Chair Friske asked Supervisors to come to next month’s Board meeting prepared to tell which option(s) they favor for moving forward and why and said he hopes they will be able to move closer to making actual decisions on the future of Pine Crest at that time.
During the public comment portion of the meeting, John Greenwood, Mike Ravn, and Kevin Stevenson all spoke in support of the Board’s approach to addressing the Pine Crest matter and said they appreciated the Town Hall meetings and how those meetings were conducted to seek input from Lincoln County residents.
Resolutions passed without issue
The County Board approved the appointment of Tyler Verhasselt as the new Director of Emergency Management as a part-time exempt employee by a unanimous voice vote.
They also unanimously (voice vote) approved a resolution to accept $100,000 of Local Assistance and Tribal Consistency Fund (LATCF) funding ($50,000 in 2022 and $50,000 in 2023) from the American Rescue Plan, to be used to offset current expenditures in the general fund.
Sheriff’s Office Corrections Division wage adjustment resolution
A resolution to address a staffing crisis at the Lincoln County Sheriff’s Office (LCSO) in the Corrections Division (having lost 25% of their experienced personnel in the last year), citing low wage and fringes compared to other agencies and private sector as their reason for leaving, approved a pay incentive request by the LCSO to address the issue by reducing the number of Correctional Officers and Corrections Sergeants from the current authorized and budgeted 21 to 20 and then using the dollars saved from the elimination of one Correctional Officer position to move both Correctional Officers and Corrections Sergeants up two steps on the current pay scale, not to exceed the maximum step on the grade, was carried by a voice vote (one nay vote, the rest in favor). Prior to the vote, Sheriff Ken Schneider indicated he did not support the passage of the resolution because his staff did not support it. He said his original intent was to give everyone on his staff a $1.50 per hour increase, but the current resolution provided a $1.00 per hour raise for most, but not all, of his staff. During discussion, the Board suggested there might be other options, such as a one-time bonus, to help compensate those staff members who do not receive an increase in their hourly wage under this resolution but this resolution would at least address some of the concerns and help to recruit employees at this time and Schneider could propose that to the Board in the future.
Resolution to fully fund UW-Extension
While there was a resolution to fully fund the UW-Extension on the Agenda for the meeting, brought forth by Supervisor Julie Allen and co-sponsored by Supervisors Mike Loka, Greta Rusch, and Brian Hafeman, Chair Friske ruled the resolution was improperly brought before the Board, citing it was substantially similar to resolutions already discussed, debated, and deliberated. Allen made a motion to appeal the Chair’s ruling, seconded by Hafeman.
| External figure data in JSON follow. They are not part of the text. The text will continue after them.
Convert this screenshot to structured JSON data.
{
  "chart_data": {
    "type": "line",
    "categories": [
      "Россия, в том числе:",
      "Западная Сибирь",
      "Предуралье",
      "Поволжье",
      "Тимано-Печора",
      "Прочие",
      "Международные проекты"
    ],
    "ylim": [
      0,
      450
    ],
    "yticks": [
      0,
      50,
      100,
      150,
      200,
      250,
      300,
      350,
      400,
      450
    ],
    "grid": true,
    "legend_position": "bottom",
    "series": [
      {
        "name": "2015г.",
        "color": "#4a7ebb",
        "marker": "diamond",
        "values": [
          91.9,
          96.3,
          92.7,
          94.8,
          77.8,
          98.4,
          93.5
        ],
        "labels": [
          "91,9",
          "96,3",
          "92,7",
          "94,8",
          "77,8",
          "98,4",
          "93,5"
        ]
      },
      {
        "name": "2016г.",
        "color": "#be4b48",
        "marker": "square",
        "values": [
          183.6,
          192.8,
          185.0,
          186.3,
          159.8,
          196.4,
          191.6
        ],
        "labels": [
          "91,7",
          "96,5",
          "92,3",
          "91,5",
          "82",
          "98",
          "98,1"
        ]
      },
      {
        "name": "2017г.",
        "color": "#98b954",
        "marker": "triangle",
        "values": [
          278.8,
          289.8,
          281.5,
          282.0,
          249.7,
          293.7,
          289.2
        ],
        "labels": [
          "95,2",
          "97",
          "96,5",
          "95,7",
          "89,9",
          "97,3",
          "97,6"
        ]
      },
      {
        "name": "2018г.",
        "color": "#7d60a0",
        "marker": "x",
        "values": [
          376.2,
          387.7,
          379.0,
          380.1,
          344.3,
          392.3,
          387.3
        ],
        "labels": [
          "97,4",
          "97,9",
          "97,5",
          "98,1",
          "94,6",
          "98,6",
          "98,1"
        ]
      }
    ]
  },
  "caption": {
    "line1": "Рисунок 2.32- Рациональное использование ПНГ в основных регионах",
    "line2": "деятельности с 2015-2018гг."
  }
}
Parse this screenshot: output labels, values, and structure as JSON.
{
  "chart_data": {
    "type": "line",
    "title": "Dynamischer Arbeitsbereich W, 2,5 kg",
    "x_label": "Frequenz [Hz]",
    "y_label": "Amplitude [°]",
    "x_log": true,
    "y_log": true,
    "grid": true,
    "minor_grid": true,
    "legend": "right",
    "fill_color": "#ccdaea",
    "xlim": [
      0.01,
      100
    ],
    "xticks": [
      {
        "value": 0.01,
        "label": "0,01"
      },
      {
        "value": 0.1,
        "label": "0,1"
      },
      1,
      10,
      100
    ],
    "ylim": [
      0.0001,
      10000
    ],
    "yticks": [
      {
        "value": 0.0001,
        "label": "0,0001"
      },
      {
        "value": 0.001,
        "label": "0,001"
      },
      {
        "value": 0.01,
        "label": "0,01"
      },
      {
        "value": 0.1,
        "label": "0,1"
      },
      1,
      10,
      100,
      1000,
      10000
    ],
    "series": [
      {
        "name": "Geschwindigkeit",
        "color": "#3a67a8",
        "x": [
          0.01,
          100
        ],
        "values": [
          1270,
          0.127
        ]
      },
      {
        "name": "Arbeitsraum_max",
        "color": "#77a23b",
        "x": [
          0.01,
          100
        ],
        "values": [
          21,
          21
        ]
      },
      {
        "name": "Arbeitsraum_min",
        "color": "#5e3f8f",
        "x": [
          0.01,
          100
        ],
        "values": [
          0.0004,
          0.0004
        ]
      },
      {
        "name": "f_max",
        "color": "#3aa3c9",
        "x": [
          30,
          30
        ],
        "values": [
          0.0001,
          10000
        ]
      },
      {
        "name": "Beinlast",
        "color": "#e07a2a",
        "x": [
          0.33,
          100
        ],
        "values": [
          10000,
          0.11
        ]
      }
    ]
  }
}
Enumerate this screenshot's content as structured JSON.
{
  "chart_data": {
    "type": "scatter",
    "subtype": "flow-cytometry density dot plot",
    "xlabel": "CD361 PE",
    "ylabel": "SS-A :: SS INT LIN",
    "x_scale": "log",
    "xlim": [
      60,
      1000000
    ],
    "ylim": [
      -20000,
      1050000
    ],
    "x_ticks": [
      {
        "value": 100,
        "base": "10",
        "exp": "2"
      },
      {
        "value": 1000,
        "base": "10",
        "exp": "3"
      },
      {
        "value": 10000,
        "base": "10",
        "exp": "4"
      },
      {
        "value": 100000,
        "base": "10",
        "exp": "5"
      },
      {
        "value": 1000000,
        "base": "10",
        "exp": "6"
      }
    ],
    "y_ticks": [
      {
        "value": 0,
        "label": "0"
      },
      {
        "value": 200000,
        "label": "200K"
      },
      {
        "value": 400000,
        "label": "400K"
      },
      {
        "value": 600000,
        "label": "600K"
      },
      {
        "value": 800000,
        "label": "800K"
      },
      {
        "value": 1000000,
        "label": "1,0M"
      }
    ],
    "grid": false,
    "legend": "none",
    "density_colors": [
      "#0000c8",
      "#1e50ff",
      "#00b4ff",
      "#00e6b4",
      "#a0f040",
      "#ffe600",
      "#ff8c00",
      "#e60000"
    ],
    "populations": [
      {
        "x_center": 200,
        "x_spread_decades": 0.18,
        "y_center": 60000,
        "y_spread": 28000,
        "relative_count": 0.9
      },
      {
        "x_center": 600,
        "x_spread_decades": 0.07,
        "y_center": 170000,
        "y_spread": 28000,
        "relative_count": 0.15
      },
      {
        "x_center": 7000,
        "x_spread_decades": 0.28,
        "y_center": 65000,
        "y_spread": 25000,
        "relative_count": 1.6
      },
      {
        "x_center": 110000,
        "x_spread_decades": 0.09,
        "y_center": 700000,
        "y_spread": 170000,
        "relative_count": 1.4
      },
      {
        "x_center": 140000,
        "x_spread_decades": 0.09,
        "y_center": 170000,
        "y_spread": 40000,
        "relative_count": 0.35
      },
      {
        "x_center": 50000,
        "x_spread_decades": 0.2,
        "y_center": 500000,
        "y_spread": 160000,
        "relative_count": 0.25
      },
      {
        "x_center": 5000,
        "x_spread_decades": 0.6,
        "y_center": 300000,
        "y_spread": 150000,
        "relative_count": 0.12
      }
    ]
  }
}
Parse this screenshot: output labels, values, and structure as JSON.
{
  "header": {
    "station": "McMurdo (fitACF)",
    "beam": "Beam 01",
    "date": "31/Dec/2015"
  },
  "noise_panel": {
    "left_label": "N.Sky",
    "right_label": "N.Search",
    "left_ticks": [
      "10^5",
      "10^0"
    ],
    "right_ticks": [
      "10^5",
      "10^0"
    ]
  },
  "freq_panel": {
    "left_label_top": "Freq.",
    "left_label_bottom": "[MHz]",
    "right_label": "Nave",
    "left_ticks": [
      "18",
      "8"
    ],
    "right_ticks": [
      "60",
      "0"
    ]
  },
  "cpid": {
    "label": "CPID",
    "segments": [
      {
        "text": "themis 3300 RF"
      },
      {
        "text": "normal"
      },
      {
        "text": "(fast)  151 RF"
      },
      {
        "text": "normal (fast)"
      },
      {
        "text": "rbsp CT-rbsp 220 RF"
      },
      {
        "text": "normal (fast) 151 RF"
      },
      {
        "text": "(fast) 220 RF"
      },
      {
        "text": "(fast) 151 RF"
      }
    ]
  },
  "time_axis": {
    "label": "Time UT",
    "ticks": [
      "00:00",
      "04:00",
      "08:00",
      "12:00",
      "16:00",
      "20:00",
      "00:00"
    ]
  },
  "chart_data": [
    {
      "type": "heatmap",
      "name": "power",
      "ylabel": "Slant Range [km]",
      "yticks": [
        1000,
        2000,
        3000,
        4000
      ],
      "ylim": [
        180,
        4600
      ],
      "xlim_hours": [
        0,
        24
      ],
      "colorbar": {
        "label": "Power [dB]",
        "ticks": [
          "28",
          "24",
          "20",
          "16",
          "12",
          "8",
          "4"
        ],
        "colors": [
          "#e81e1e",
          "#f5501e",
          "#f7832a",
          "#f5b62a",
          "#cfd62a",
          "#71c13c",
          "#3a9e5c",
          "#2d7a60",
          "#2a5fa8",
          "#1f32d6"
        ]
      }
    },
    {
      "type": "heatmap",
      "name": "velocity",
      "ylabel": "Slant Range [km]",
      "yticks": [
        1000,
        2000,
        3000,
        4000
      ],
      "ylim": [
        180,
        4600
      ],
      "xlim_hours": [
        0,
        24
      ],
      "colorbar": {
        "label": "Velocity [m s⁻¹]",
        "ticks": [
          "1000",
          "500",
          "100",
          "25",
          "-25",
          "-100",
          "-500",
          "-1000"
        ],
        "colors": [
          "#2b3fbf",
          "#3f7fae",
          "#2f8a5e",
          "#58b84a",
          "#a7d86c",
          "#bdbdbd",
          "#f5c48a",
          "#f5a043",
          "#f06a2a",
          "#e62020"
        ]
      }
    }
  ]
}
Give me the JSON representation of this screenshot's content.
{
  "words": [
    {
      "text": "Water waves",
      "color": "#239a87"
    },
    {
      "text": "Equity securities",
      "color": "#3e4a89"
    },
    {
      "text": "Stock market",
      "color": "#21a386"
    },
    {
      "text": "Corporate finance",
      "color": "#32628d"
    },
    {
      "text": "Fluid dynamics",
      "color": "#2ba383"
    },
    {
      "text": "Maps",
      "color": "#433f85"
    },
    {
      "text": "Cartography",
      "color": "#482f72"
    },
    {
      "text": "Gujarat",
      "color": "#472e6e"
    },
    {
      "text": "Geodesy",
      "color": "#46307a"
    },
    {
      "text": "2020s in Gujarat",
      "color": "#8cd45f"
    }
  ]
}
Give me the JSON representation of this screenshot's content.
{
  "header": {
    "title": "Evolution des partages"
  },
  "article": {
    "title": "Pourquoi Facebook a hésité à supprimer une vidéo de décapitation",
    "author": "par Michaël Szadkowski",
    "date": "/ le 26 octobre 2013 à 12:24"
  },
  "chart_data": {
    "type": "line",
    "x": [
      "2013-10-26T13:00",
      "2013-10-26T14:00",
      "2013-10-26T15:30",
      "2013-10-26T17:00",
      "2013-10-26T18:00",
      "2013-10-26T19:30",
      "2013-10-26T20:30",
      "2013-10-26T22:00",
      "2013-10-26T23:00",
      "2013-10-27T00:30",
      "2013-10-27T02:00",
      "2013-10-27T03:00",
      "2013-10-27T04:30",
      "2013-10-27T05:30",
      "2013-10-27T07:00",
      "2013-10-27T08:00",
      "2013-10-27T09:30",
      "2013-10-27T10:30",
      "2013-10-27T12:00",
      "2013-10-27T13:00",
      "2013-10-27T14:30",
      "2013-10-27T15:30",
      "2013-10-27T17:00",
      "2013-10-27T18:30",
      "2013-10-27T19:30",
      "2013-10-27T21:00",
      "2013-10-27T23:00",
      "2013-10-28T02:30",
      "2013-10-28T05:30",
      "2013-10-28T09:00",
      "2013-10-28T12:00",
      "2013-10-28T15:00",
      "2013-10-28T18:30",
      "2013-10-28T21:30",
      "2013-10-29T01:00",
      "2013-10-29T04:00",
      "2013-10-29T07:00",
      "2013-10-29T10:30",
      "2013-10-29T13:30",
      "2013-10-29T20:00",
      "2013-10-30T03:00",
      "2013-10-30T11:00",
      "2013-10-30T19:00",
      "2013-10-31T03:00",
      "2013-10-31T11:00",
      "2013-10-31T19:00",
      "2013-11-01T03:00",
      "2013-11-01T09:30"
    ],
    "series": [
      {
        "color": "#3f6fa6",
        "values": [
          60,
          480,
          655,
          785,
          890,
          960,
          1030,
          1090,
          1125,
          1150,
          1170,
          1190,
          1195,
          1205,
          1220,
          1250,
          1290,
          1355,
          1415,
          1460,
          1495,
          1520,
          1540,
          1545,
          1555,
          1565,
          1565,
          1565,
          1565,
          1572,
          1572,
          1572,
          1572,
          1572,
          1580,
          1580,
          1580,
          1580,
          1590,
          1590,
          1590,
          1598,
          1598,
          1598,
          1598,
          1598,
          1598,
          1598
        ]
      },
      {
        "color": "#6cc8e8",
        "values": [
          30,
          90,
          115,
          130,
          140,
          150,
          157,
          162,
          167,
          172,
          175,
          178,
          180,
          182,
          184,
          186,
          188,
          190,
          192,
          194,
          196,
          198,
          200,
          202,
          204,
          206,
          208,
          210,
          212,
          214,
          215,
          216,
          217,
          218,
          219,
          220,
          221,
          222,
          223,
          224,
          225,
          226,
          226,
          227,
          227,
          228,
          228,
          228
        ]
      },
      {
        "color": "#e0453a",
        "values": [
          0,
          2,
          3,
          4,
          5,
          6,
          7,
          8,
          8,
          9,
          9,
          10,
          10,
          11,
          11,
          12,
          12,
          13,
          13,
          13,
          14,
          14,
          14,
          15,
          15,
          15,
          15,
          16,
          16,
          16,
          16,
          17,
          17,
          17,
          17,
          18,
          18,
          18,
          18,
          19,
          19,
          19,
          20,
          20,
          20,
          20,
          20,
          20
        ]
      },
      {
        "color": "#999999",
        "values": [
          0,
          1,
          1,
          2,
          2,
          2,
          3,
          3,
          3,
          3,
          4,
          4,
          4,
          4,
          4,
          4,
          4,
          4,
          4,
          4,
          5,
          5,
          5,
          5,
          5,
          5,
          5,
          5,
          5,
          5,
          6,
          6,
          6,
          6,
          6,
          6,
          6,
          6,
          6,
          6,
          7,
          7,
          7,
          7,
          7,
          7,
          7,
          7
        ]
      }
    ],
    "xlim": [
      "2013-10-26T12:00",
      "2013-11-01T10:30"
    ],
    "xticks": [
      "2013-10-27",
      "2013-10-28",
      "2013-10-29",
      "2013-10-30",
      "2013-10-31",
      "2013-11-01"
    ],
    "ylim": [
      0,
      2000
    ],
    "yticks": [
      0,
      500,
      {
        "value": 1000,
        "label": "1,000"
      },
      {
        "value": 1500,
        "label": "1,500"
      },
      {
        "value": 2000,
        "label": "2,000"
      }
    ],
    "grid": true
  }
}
A roll call vote on whether Friske’s ruling should stand was taken. A majority of those present at the time voted in favor of the Chair’s ruling (12-4 with Supervisors Rusch, Hafeman, Loka, and Allen dissenting), so this resolution was not discussed.
Resolution for Advisory Referendum on Pine Crest
A resolution for an advisory referendum to determine a course of action for the County Board to pursue concerning the future of Pine Crest Nursing Home authored by Supervisor Elizabeth McCrank (who was not present) and co-sponsored by Supervisor Allen was not discussed. A motion to lay over the resolution to next month was unanimously approved.